Ethan Hawke stars as Ellison, father, husband and famous crime novel author. Modeled similar to Capote’s work with “In Cold Blood”, Ellison is a true-crime writer who, as an observer outside the law, evaluates crimes that the police have been unable to solve or put right. That kind of infamy doesn’t sit too well with the local law enforcement officers, who haven’t exactly rolled out the red carpet as he moves his family into their new home. Ellison has an odd way of working. When he writes, he likes to be close to the scene of the crime. In this case he is living in the same house where the family was murdered, and little by little Ellison realizes this was a bad move for his family. His desire to write another hit book nonetheless keeps him from giving up on the research. When he finds out he and his family’s lives are in danger, it’s too late to turn back on this road he’s started down as a deadly paranormal force edges closer.

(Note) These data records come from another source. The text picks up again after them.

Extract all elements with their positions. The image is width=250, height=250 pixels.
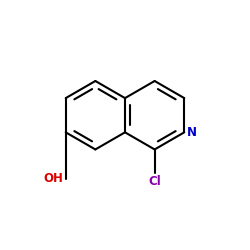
Text: N: N bbox=[187, 126, 197, 139]
Text: Cl: Cl bbox=[148, 174, 161, 188]
Text: OH: OH bbox=[43, 172, 63, 185]
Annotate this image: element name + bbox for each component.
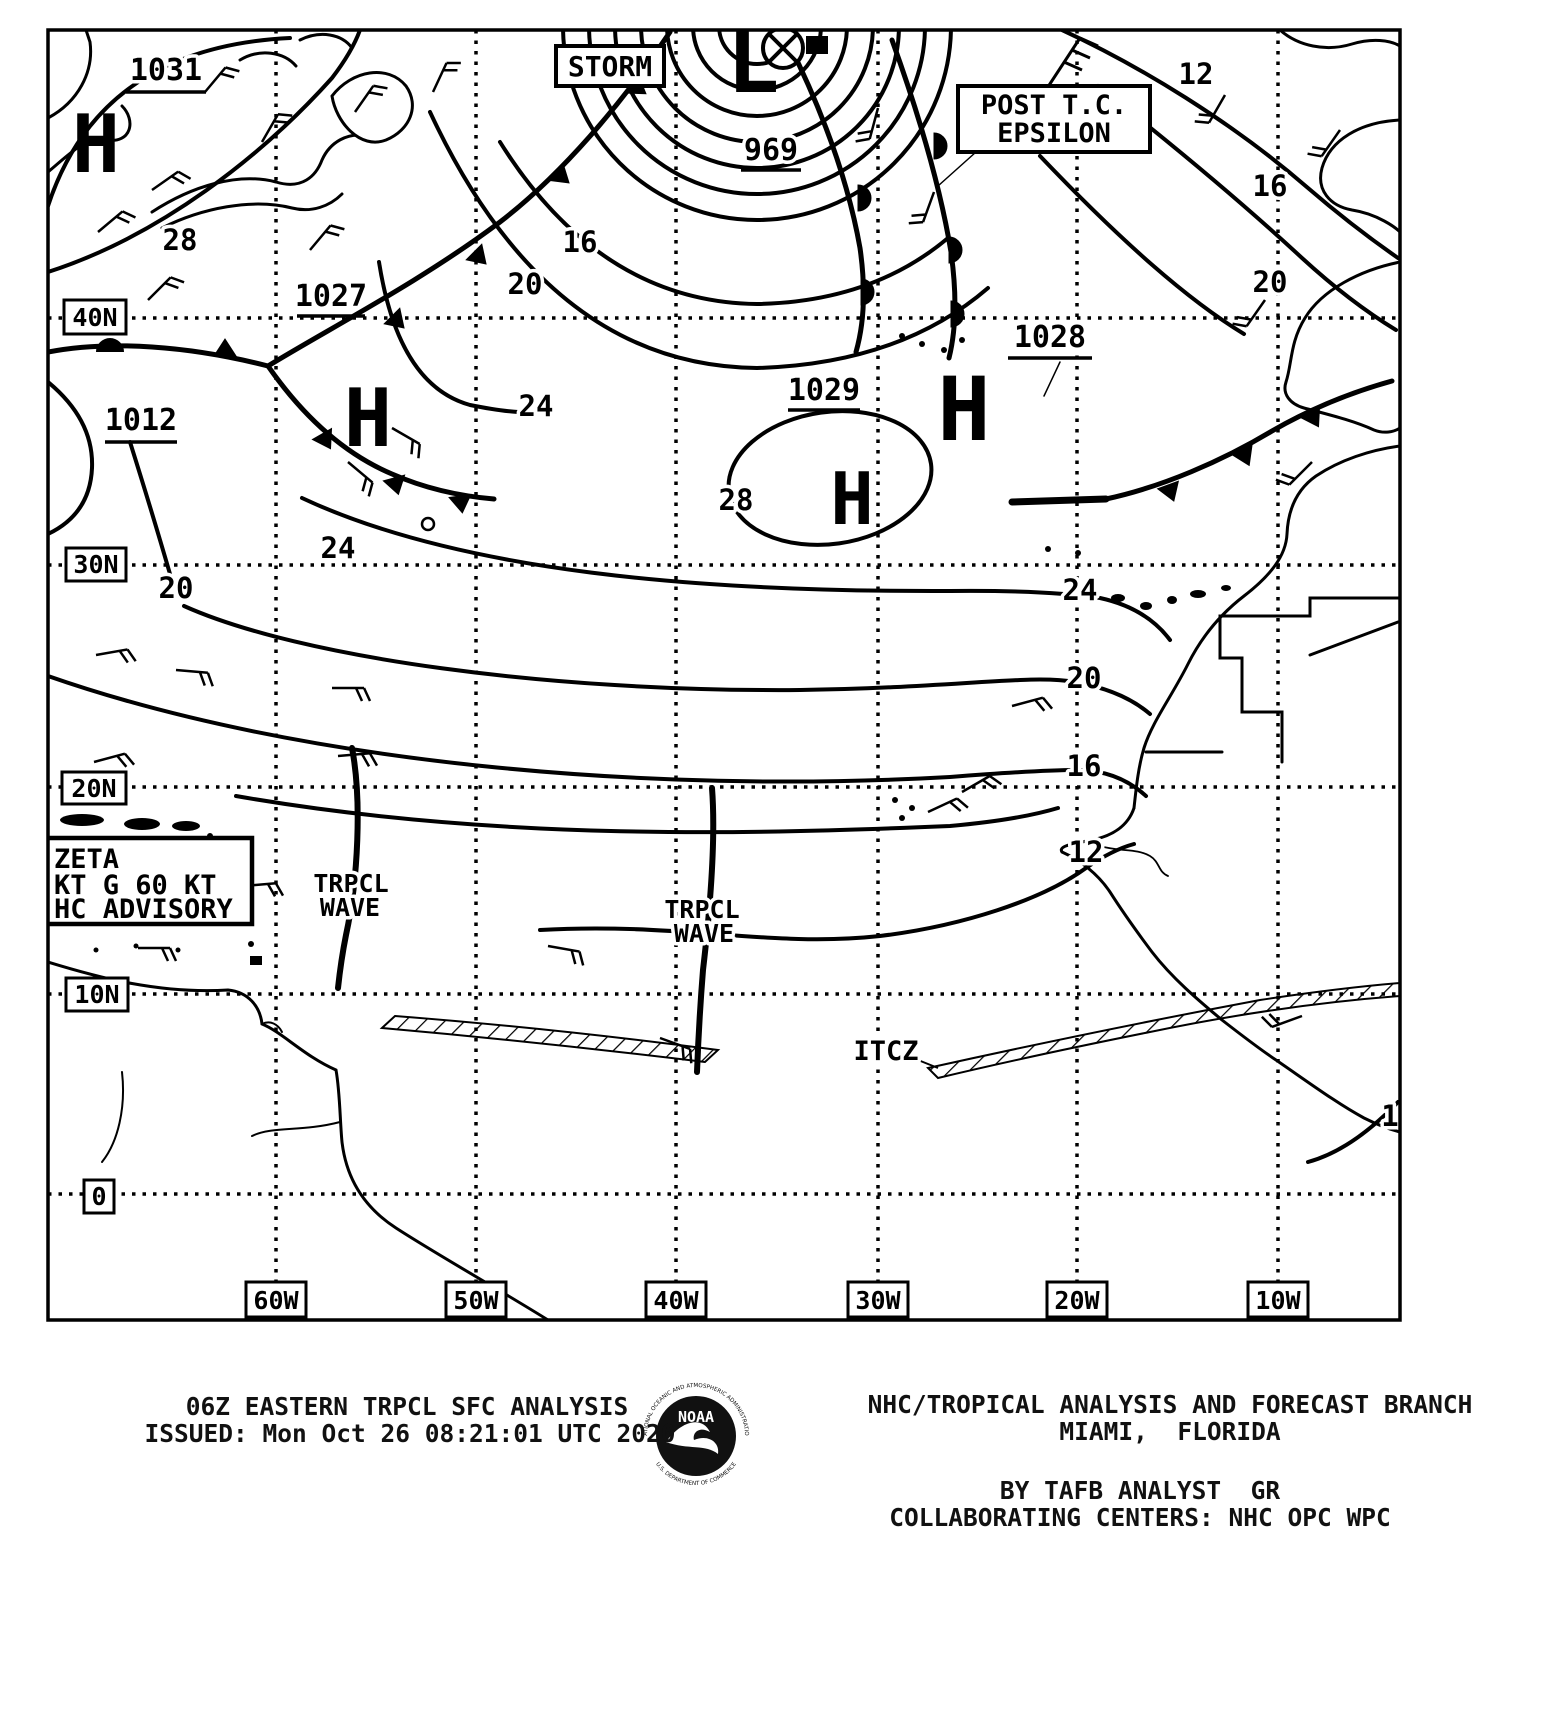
high-pressure-value: 1029 [788,373,860,408]
itcz-label: ITCZ [853,1036,918,1067]
noaa-logo: NOAA NATIONAL OCEANIC AND ATMOSPHERIC AD… [643,1383,749,1487]
lon-label: 10W [1255,1286,1301,1315]
isobar-label: 20 [1253,265,1288,299]
tropical-wave-lines [335,745,717,1075]
footer-collaborating-centers: COLLABORATING CENTERS: NHC OPC WPC [889,1503,1391,1532]
high-pressure-value: 1028 [1014,320,1086,355]
tropical-wave-label: TRPCL [313,869,388,898]
weather-map-canvas: H 1031 H 1027 H 1029 H 1028 1012 L 969 [46,28,1402,1322]
coastlines [48,30,1400,1320]
itcz-band [379,981,1400,1080]
graticule-grid [48,30,1400,1320]
isobar-label: 24 [321,531,356,565]
pressure-value-1012: 1012 [105,403,177,438]
isobar-label: 20 [1067,661,1102,695]
footer-issued-timestamp: ISSUED: Mon Oct 26 08:21:01 UTC 2020 [144,1419,676,1448]
longitude-labels: 60W 50W 40W 30W 20W 10W [244,1280,1310,1319]
lat-label: 0 [91,1182,106,1211]
isobar-label: 20 [159,571,194,605]
map-border [46,28,1402,1322]
isobar-label: 24 [1063,573,1098,607]
isobar-label: 28 [719,483,754,517]
isobars [48,30,1400,1164]
noaa-gull-icon [666,1422,719,1454]
advisory-line2: KT G 60 KT [54,870,217,901]
annotation-boxes: STORM POST T.C. EPSILON ZETA KT G 60 KT … [48,44,1152,927]
latitude-labels: 40N 30N 20N 10N 0 [60,298,130,1215]
isobar-label: 20 [508,267,543,301]
isobar-label: 12 [1069,835,1104,869]
storm-center-icon [761,30,805,70]
tropical-wave-label: TRPCL [664,895,739,924]
lon-label: 60W [253,1286,299,1315]
high-symbol: H [72,98,120,191]
storm-box-label: STORM [568,50,652,83]
isobar-label: 12 [1179,57,1214,91]
high-symbol: H [344,372,392,465]
high-pressure-value: 1027 [295,279,367,314]
isobar-label: 16 [1253,169,1288,203]
lon-label: 20W [1054,1286,1100,1315]
post-tc-line2: EPSILON [997,118,1111,149]
footer-analyst-credit: BY TAFB ANALYST GR [999,1476,1281,1505]
advisory-line3: HC ADVISORY [54,894,234,925]
tropical-wave-label: WAVE [674,919,734,948]
tropical-wave-label: WAVE [320,893,380,922]
lat-label: 20N [71,774,116,803]
advisory-line1: ZETA [54,844,119,875]
lat-label: 40N [72,303,117,332]
isobar-labels: 28 16 20 24 12 16 20 24 20 16 12 24 20 2… [155,54,1400,1137]
low-pressure-value: 969 [744,133,798,168]
feature-labels: TRPCL WAVE TRPCL WAVE ITCZ [310,866,922,1071]
post-tc-line1: POST T.C. [981,90,1127,121]
footer-branch-name: NHC/TROPICAL ANALYSIS AND FORECAST BRANC… [867,1390,1473,1419]
wind-barbs [92,36,1342,1065]
footer-branch-location: MIAMI, FLORIDA [1059,1417,1281,1446]
pressure-centers: H 1031 H 1027 H 1029 H 1028 1012 L 969 [72,30,1092,541]
isobar-label: 1 [1381,1099,1398,1133]
isobar-label: 24 [519,389,554,423]
high-symbol: H [830,457,873,541]
isobar-label: 16 [563,225,598,259]
high-symbol: H [938,358,991,461]
lon-label: 40W [653,1286,699,1315]
lon-label: 30W [855,1286,901,1315]
noaa-logo-text: NOAA [678,1408,714,1426]
lon-label: 50W [453,1286,499,1315]
high-pressure-value: 1031 [130,53,202,88]
isobar-label: 28 [163,223,198,257]
footer-analysis-title: 06Z EASTERN TRPCL SFC ANALYSIS [185,1392,629,1421]
isobar-label: 16 [1067,749,1102,783]
fronts [48,30,1395,532]
lat-label: 30N [73,550,118,579]
lat-label: 10N [74,980,119,1009]
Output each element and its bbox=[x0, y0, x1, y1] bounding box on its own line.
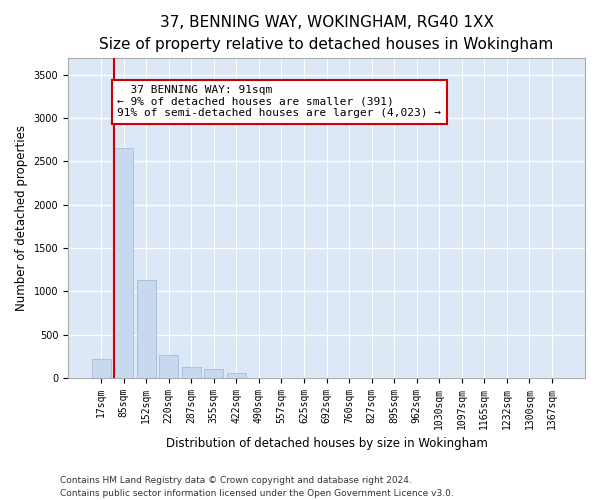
Text: Contains HM Land Registry data © Crown copyright and database right 2024.
Contai: Contains HM Land Registry data © Crown c… bbox=[60, 476, 454, 498]
Title: 37, BENNING WAY, WOKINGHAM, RG40 1XX
Size of property relative to detached house: 37, BENNING WAY, WOKINGHAM, RG40 1XX Siz… bbox=[100, 15, 554, 52]
Bar bbox=[114, 148, 133, 378]
Bar bbox=[204, 369, 223, 378]
Bar bbox=[182, 366, 201, 378]
Bar bbox=[137, 280, 156, 378]
X-axis label: Distribution of detached houses by size in Wokingham: Distribution of detached houses by size … bbox=[166, 437, 487, 450]
Bar bbox=[227, 373, 246, 378]
Text: 37 BENNING WAY: 91sqm
← 9% of detached houses are smaller (391)
91% of semi-deta: 37 BENNING WAY: 91sqm ← 9% of detached h… bbox=[118, 85, 442, 118]
Y-axis label: Number of detached properties: Number of detached properties bbox=[15, 124, 28, 310]
Bar bbox=[92, 359, 110, 378]
Bar bbox=[159, 355, 178, 378]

Admittedly it’s very tough to scare audiences and further come up with something we’ve never seen before. Sinister tries its very best to succeed in both those aspects and does so smashingly. Written by C. Robert Cargill, Sinister does offer something new and the result is pure nightmare fuel. It’s a perfect combination of great acting, story, setting and effects; all of which are instrumental in building up the reveal of the the heavy in the film. A frightening new addition to the horror genre but also one based on the occult, Baghuul is a creature that can only exist by hearing the souls of children. He trick and traps them and uses them for his evil deeds and he ain’t messing around.
Hawke, who has never acted in a horror movie before, totally invests himself in the story and it helps that he’s given traumatizing found-footage to work off of. For something that’s this scary you do need some moments of, and his banter with the local deputy helps break the tension only seconds before it ramps right back up and then some. Jump scares are used very sparingly and director Scott Derrickson knows how to build suspense and Sinister is a win when it comes to atmosphere. Sinister was expected to be moody and eerie based on just the source material and the location (remember: dead family’s home) but there is some skin-crawling and unsettling (but really kind of cool) electronic music that takes this story to a whole new level.
It’s an experience to say the least as Derrickson knows just what to show and what not to. It’s that careful selective process that keeps us engaged without boring us or overdoing anything. Sounds like an obvious direction but it’s probably harder to pull off than people realize. In that respect you can totally applaud Derrickson and Cargill for the efforts. A solid fright flick Sinister fits right at home with the Fantastic Fest crowd and arrives perfectly timed for the Halloween season. Tons better than most of what passes for horror these days, so check it out when you can…just don’t watch it alone.